É muito difícil o homem desprender-se da norma jurídica. Depois de conformado, o homem passa a acreditar que aquilo realmente é o certo, sem permitir, inconscientemente, qualquer possibilidade de mudança. Qual o real motivo que nos leva a ser contra o aborto? Dizer que a criança sofre com o abortamento pode até ser verdade, mas por este argumento, todos nós sofremos com dores e preocupações. Na realidade, o homem raciocina, mas dificilmente desvirtua-se do seu condicionamento, exceto nos casos em que ele próprio passa por um problema grave; nesta hora, o homem consegue enxergar a dura realidade e qual o posicionamento ideológico mais correto para aquela situação.

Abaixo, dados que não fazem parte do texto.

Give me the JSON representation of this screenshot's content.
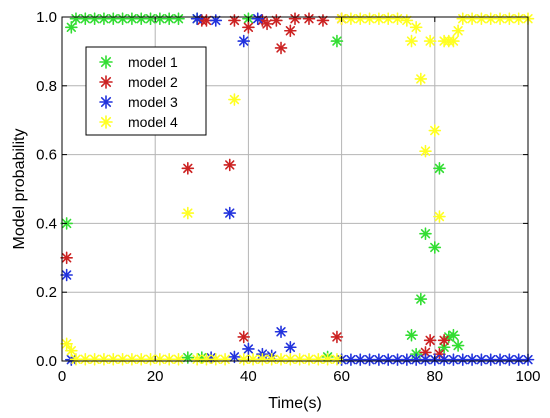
{
  "chart_data": {
    "type": "scatter",
    "title": "",
    "xlabel": "Time(s)",
    "ylabel": "Model probability",
    "xlim": [
      0,
      100
    ],
    "ylim": [
      0,
      1.0
    ],
    "xticks": [
      0,
      20,
      40,
      60,
      80,
      100
    ],
    "xtick_labels": [
      "0",
      "20",
      "40",
      "60",
      "80",
      "100"
    ],
    "yticks": [
      0.0,
      0.2,
      0.4,
      0.6,
      0.8,
      1.0
    ],
    "ytick_labels": [
      "0.0",
      "0.2",
      "0.4",
      "0.6",
      "0.8",
      "1.0"
    ],
    "grid": true,
    "legend_position": "top-left",
    "series": [
      {
        "name": "model 1",
        "color": "#33dd33",
        "points": [
          [
            1,
            0.4
          ],
          [
            2,
            0.97
          ],
          [
            3,
            0.995
          ],
          [
            5,
            0.995
          ],
          [
            7,
            0.995
          ],
          [
            9,
            0.995
          ],
          [
            11,
            0.995
          ],
          [
            13,
            0.995
          ],
          [
            15,
            0.995
          ],
          [
            17,
            0.995
          ],
          [
            19,
            0.995
          ],
          [
            21,
            0.995
          ],
          [
            23,
            0.995
          ],
          [
            25,
            0.995
          ],
          [
            27,
            0.01
          ],
          [
            29,
            0.995
          ],
          [
            30,
            0.01
          ],
          [
            40,
            0.995
          ],
          [
            57,
            0.012
          ],
          [
            59,
            0.93
          ],
          [
            75,
            0.075
          ],
          [
            76,
            0.02
          ],
          [
            77,
            0.18
          ],
          [
            78,
            0.37
          ],
          [
            80,
            0.33
          ],
          [
            81,
            0.56
          ],
          [
            82,
            0.04
          ],
          [
            83,
            0.07
          ],
          [
            84,
            0.075
          ],
          [
            85,
            0.045
          ]
        ]
      },
      {
        "name": "model 2",
        "color": "#cc2222",
        "points": [
          [
            1,
            0.3
          ],
          [
            27,
            0.56
          ],
          [
            30,
            0.99
          ],
          [
            31,
            0.99
          ],
          [
            36,
            0.57
          ],
          [
            37,
            0.99
          ],
          [
            39,
            0.07
          ],
          [
            40,
            0.97
          ],
          [
            43,
            0.99
          ],
          [
            44,
            0.98
          ],
          [
            46,
            0.99
          ],
          [
            47,
            0.91
          ],
          [
            49,
            0.96
          ],
          [
            50,
            0.995
          ],
          [
            53,
            0.995
          ],
          [
            56,
            0.99
          ],
          [
            59,
            0.07
          ],
          [
            60,
            0.995
          ],
          [
            78,
            0.025
          ],
          [
            79,
            0.06
          ],
          [
            81,
            0.02
          ],
          [
            82,
            0.06
          ]
        ]
      },
      {
        "name": "model 3",
        "color": "#2233dd",
        "points": [
          [
            1,
            0.25
          ],
          [
            2,
            0.004
          ],
          [
            29,
            0.995
          ],
          [
            32,
            0.01
          ],
          [
            33,
            0.99
          ],
          [
            36,
            0.43
          ],
          [
            37,
            0.012
          ],
          [
            39,
            0.93
          ],
          [
            40,
            0.035
          ],
          [
            42,
            0.995
          ],
          [
            43,
            0.02
          ],
          [
            45,
            0.015
          ],
          [
            47,
            0.085
          ],
          [
            49,
            0.04
          ],
          [
            60,
            0.004
          ],
          [
            62,
            0.004
          ],
          [
            64,
            0.004
          ],
          [
            66,
            0.004
          ],
          [
            68,
            0.004
          ],
          [
            70,
            0.004
          ],
          [
            72,
            0.004
          ],
          [
            74,
            0.004
          ],
          [
            76,
            0.004
          ],
          [
            78,
            0.004
          ],
          [
            80,
            0.004
          ],
          [
            82,
            0.004
          ],
          [
            84,
            0.004
          ],
          [
            86,
            0.004
          ],
          [
            88,
            0.004
          ],
          [
            90,
            0.004
          ],
          [
            92,
            0.004
          ],
          [
            94,
            0.004
          ],
          [
            96,
            0.004
          ],
          [
            98,
            0.004
          ],
          [
            100,
            0.004
          ]
        ]
      },
      {
        "name": "model 4",
        "color": "#ffff22",
        "points": [
          [
            1,
            0.05
          ],
          [
            2,
            0.03
          ],
          [
            3,
            0.005
          ],
          [
            5,
            0.005
          ],
          [
            7,
            0.005
          ],
          [
            9,
            0.005
          ],
          [
            11,
            0.005
          ],
          [
            13,
            0.005
          ],
          [
            15,
            0.005
          ],
          [
            17,
            0.005
          ],
          [
            19,
            0.005
          ],
          [
            21,
            0.005
          ],
          [
            23,
            0.005
          ],
          [
            25,
            0.005
          ],
          [
            27,
            0.43
          ],
          [
            29,
            0.005
          ],
          [
            31,
            0.005
          ],
          [
            33,
            0.005
          ],
          [
            35,
            0.005
          ],
          [
            37,
            0.76
          ],
          [
            39,
            0.005
          ],
          [
            41,
            0.005
          ],
          [
            43,
            0.005
          ],
          [
            45,
            0.005
          ],
          [
            47,
            0.005
          ],
          [
            49,
            0.005
          ],
          [
            51,
            0.005
          ],
          [
            53,
            0.005
          ],
          [
            55,
            0.005
          ],
          [
            57,
            0.005
          ],
          [
            59,
            0.005
          ],
          [
            60,
            0.995
          ],
          [
            62,
            0.995
          ],
          [
            64,
            0.995
          ],
          [
            66,
            0.995
          ],
          [
            68,
            0.995
          ],
          [
            70,
            0.995
          ],
          [
            72,
            0.995
          ],
          [
            74,
            0.99
          ],
          [
            75,
            0.93
          ],
          [
            76,
            0.97
          ],
          [
            77,
            0.82
          ],
          [
            78,
            0.61
          ],
          [
            79,
            0.93
          ],
          [
            80,
            0.67
          ],
          [
            81,
            0.42
          ],
          [
            82,
            0.93
          ],
          [
            83,
            0.93
          ],
          [
            84,
            0.93
          ],
          [
            85,
            0.96
          ],
          [
            86,
            0.995
          ],
          [
            88,
            0.995
          ],
          [
            90,
            0.995
          ],
          [
            92,
            0.995
          ],
          [
            94,
            0.995
          ],
          [
            96,
            0.995
          ],
          [
            98,
            0.995
          ],
          [
            100,
            0.995
          ]
        ]
      }
    ]
  }
}
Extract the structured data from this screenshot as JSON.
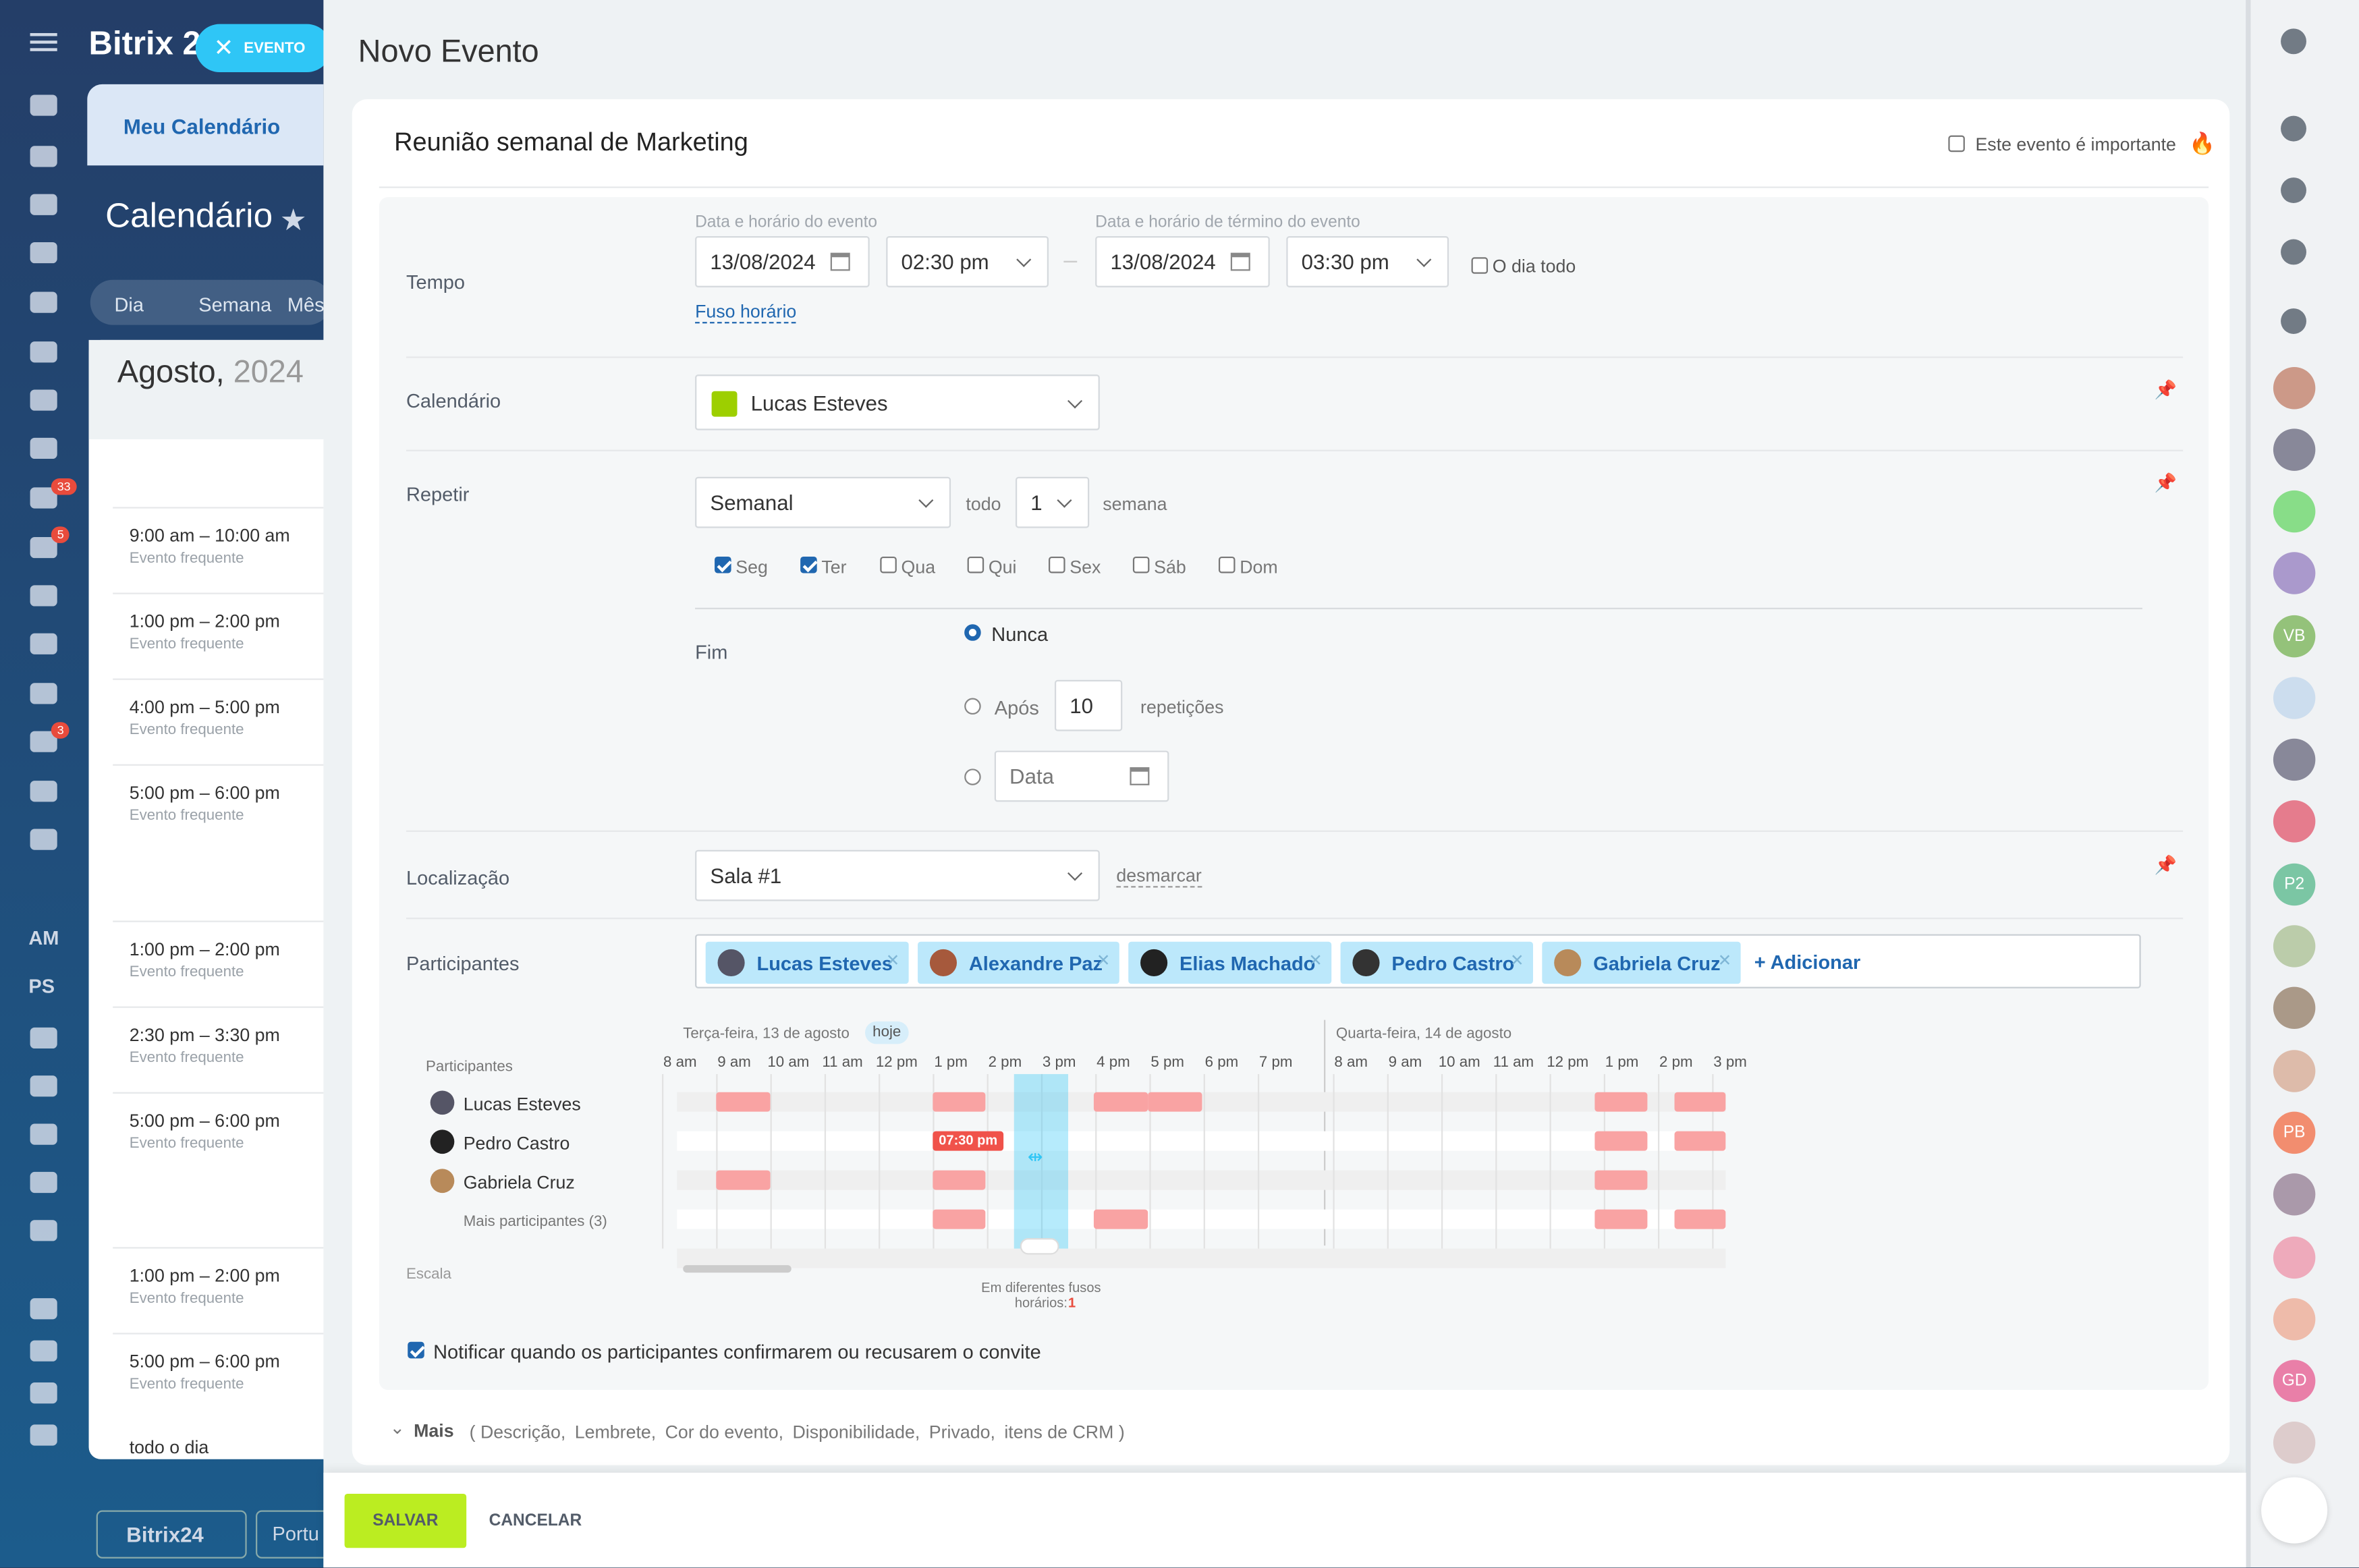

O ser humano é o único ser vivo que pensa no futuro. Pode o homem ter se programado para uma realidade e ocorrer situação diversa. A perda de um emprego aliado a outros problemas pode ser bom motivo para a prática do abortamento, proporcionando uma melhor qualidade de vida ao ser humano que virá em nova gestação.

Uma mulher afirmou que fez em si mesma uma inseminação artificial com sêmen de um famoso cantor norte-americano. Será que ele não pode exigir a prática do abortamento? A gravidez é algo querido, desejado, mas principalmente consciente.

A nossa legislação penal é moderna, o Código Penal é muito novo, é de 1940, o que para um estudante de Direito ou um jurista, é muito normal, afinal o Código Civil é de 1916, o que é normal, pois o Código Comercial é de 1850.

O Código Penal reflete o modelo da sociedade de 1940. Naquela data, o legislador fez previsão do crime de adultério, crime de sedução para o jovem que seduzisse moça de 17 anos, e também para o crime de aborto com pena de até 20 anos para a prática do abortamento. Tanto é verdade que o Código Civil prevê motivo para a anulação do casamento, o simples fato de a mulher casar não sendo mais virgem. Concordar com a punição para o abortamento é aceitar o condicionamento de uma outra sociedade.

Na idade média, quando se identificava uma pessoa que supostamente poderia ter praticado um crime, esta pessoa era levada a uma estaca, era amarrada, faziam uma fogueira e ateavam fogo ao suspeito. Se o agente não fosse o culpado não queimaria, visto que Deus não permitiria tal injustiça. Hoje, isto é motivo de espanto e risos, mas naquela época todos, até os inocentes que iam para a fogueira, acreditavam naquele condicionamento.

Talvez a sociedade ainda não esteja preparada para aceitar o abortamento, mas meus netos, com certeza vão se espantar e achar graça ao saberem que em 1997 ainda havia pessoas que acreditavam ser injusta ou imoral a prática do abortamento.